Played out in space, the convolutions of the labyrinth resemble the folds and furrows of the brain, with its billion connections. These folds, turned in on each other to pack maximum torque into the smallest space, thrive on play and intrigue, leading us to invent these circuitous puzzles as we solve them.   



The convoluted trails, with their false leads and dead ends, quickly prove that there is no straightforward route to the goal.  Stress and discouragement soon follow this proof. Uncertainty, fear, and doubt soon prevail.  Even in the safest of mazes, the commercial theme-park type, there is always the lookout for a reassuring sign, any indication that there is an end in sight or around the corner.  Where are when the end is to be found is never clear because this is no distance race: this is distance coiled up in a cluster of detours and dead ends.  There is no reassurance, no benchmark to signal that success is at hand.  Very quickly after entering the maze, faith is involved: in staying the course, trusting that it leads somewhere and somehow, to serve one’s purpose.  Much like life.



As the journey progresses, one has the sensation of moving backwards through the landscape as old landmarks and vistas loom ahead in an apparent regression through the pattern.  Dismay sets in as the journey, proceeding to a point as yet unknown, seems to propel the maze-walker back in space and time, the working definition of “lost.” Accordingly, there comes the persistent temptation to retrace steps in a regressive re-run to escape to the beginning before bewilderment sets in.  Lost in Injun Joe’s cave, Tom Sawyer, with a ball of twine and a depleted candle, finally collided with the outside world only because he connected to an opening from which he could see the “free air” as a blue clue of daylight.  Had the sky color been the dark of night, the caves would have kept him prisoner.  
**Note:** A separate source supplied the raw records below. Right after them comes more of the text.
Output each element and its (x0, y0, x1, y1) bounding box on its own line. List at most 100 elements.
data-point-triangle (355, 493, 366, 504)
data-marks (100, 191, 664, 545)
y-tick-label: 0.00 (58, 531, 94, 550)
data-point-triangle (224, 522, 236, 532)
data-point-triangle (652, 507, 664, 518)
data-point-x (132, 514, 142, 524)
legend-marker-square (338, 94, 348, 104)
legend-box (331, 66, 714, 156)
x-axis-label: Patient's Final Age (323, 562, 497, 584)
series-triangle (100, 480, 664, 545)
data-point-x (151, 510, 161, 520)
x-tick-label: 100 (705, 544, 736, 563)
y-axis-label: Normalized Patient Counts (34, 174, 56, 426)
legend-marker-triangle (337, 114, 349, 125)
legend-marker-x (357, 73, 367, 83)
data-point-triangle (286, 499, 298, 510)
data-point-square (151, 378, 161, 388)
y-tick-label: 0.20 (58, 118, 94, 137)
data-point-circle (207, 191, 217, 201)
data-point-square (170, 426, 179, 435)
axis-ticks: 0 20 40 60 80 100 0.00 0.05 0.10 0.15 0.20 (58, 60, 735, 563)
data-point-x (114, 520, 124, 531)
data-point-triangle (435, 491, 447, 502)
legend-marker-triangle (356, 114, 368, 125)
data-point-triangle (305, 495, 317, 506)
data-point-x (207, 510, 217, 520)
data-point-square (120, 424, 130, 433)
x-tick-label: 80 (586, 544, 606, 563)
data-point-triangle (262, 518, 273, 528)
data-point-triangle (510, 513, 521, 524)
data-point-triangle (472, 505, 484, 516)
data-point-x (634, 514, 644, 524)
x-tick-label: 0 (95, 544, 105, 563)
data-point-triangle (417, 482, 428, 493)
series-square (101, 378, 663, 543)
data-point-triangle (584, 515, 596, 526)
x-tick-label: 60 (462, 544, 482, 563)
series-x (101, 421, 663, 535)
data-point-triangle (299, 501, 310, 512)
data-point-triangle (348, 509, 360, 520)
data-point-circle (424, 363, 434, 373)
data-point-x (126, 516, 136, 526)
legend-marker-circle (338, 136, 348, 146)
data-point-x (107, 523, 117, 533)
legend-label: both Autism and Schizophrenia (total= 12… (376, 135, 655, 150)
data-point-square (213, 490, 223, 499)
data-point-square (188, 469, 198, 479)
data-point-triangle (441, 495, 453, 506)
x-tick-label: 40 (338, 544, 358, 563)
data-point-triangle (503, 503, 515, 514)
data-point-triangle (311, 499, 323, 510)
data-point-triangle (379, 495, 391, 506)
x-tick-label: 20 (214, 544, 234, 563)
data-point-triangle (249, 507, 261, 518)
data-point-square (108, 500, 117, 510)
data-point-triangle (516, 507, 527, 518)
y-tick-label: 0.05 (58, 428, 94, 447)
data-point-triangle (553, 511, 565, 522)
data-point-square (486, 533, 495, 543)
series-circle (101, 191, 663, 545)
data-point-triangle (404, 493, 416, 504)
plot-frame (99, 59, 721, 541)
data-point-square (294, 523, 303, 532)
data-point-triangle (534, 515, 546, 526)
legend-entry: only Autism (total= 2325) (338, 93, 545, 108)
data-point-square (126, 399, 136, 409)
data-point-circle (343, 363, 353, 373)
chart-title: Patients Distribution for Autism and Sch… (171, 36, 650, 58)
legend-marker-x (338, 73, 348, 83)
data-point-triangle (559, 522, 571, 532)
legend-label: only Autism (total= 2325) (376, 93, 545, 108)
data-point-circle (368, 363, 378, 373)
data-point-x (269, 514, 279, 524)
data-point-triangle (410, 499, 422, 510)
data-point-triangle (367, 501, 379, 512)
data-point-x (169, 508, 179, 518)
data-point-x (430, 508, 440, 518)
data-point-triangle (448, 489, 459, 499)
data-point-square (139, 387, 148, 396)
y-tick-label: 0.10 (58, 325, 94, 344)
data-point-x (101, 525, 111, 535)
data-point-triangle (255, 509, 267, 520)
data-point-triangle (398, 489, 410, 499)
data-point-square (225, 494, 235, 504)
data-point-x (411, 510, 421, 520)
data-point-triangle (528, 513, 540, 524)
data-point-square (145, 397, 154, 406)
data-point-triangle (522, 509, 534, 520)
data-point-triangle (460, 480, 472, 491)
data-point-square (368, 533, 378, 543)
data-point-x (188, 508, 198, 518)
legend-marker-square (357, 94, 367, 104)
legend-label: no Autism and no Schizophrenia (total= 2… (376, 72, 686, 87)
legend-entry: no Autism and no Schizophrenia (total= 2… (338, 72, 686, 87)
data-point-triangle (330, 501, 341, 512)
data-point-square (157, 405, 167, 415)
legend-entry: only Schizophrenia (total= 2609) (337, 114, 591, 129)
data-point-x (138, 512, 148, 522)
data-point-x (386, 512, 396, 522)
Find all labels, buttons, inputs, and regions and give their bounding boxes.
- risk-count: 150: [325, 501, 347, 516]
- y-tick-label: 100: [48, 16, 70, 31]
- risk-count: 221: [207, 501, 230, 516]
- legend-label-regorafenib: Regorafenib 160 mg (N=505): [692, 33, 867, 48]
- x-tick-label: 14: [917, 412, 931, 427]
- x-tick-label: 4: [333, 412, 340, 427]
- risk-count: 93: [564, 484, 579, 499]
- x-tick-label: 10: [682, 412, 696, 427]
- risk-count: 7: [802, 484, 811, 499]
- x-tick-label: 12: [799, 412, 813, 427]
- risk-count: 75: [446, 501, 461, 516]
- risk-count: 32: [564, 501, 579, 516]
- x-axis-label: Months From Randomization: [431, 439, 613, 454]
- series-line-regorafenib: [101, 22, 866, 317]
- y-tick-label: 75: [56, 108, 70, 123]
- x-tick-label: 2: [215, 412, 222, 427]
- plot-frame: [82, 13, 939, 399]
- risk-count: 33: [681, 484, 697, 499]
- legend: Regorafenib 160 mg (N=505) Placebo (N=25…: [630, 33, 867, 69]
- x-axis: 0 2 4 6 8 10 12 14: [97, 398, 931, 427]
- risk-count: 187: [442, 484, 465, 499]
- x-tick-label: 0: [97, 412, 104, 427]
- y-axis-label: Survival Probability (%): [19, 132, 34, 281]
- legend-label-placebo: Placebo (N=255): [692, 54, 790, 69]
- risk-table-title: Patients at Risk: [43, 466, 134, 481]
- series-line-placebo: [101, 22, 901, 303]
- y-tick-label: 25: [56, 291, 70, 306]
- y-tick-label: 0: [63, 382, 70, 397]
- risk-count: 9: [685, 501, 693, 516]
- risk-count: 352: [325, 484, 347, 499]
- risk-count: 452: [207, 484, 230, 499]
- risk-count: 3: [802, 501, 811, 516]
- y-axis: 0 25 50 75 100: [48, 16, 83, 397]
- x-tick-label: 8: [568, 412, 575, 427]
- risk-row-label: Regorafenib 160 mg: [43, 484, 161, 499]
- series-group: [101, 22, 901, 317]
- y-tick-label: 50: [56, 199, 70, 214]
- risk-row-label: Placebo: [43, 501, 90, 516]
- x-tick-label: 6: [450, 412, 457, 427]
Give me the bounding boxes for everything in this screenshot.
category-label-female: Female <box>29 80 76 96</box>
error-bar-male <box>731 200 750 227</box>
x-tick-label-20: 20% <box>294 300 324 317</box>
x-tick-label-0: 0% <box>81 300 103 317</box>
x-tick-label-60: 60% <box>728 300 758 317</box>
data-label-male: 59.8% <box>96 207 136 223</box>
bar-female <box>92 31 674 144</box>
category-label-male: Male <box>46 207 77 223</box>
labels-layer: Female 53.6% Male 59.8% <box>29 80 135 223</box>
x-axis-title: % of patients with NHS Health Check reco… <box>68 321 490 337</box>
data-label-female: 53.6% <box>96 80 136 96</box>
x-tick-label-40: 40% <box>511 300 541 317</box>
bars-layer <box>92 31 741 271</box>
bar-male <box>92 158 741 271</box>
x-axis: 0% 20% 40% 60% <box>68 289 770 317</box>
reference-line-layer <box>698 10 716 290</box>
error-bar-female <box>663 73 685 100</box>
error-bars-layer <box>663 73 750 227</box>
Anything circuitous and peripatetic appears to lead nowhere but back into the morass of misleading indirection.  But, with perseverance and faith, the path rewards by at last guiding the seeker to the goal. This is the magic and mystique of the labyrinth, and the reason that century after century we are drawn to its wicked lair design.  To find by looking, to discover by following, in real space and time, a systematic train of thought that carries the traveler through chaos to create a unique pattern of order: that is the labyrinth’s promise and purpose.



We move, not always forward, but sideways and backward.  Our goal is seldom in sight but must be held as a precious property in the mind, an abstraction that draws our steps forward.  Once inside this devious perplex, where there is no escape but to solve for the exit or center; in circle mazes, the center is only the midpoint of the journey; the next challenge is to find the way back out again to the startpoint.  Creativity, hope, and persistence are the required equipment.  Forced into conscious awareness is a whole cycle of thought; risk, ambition, reticence, and uncertainty about how and when the problem will finally be solved.  Resistance against entering the unfamiliar arena of complexity takes hold and exerts pressure.  Tortuous meandering locks into place and can’t be broken.



Originally a defense device to baffle the enemy, the labyrinth is a problem created to be solved, and to put the solver to a kind of whole-body test.  Humans are problem solvers.  To add to our myriad real-life fuzzy-mess problems, we invent them as an artform.  Here play as learning and problem solving is put through its paces in time and space. Getting through the maze of life is survival, but it is also, as an extension of the collective brain, the ultimate in gamesmanship—whether at the Governor’s Palace at Williamsburg, at Hampton Court, or at Versailles.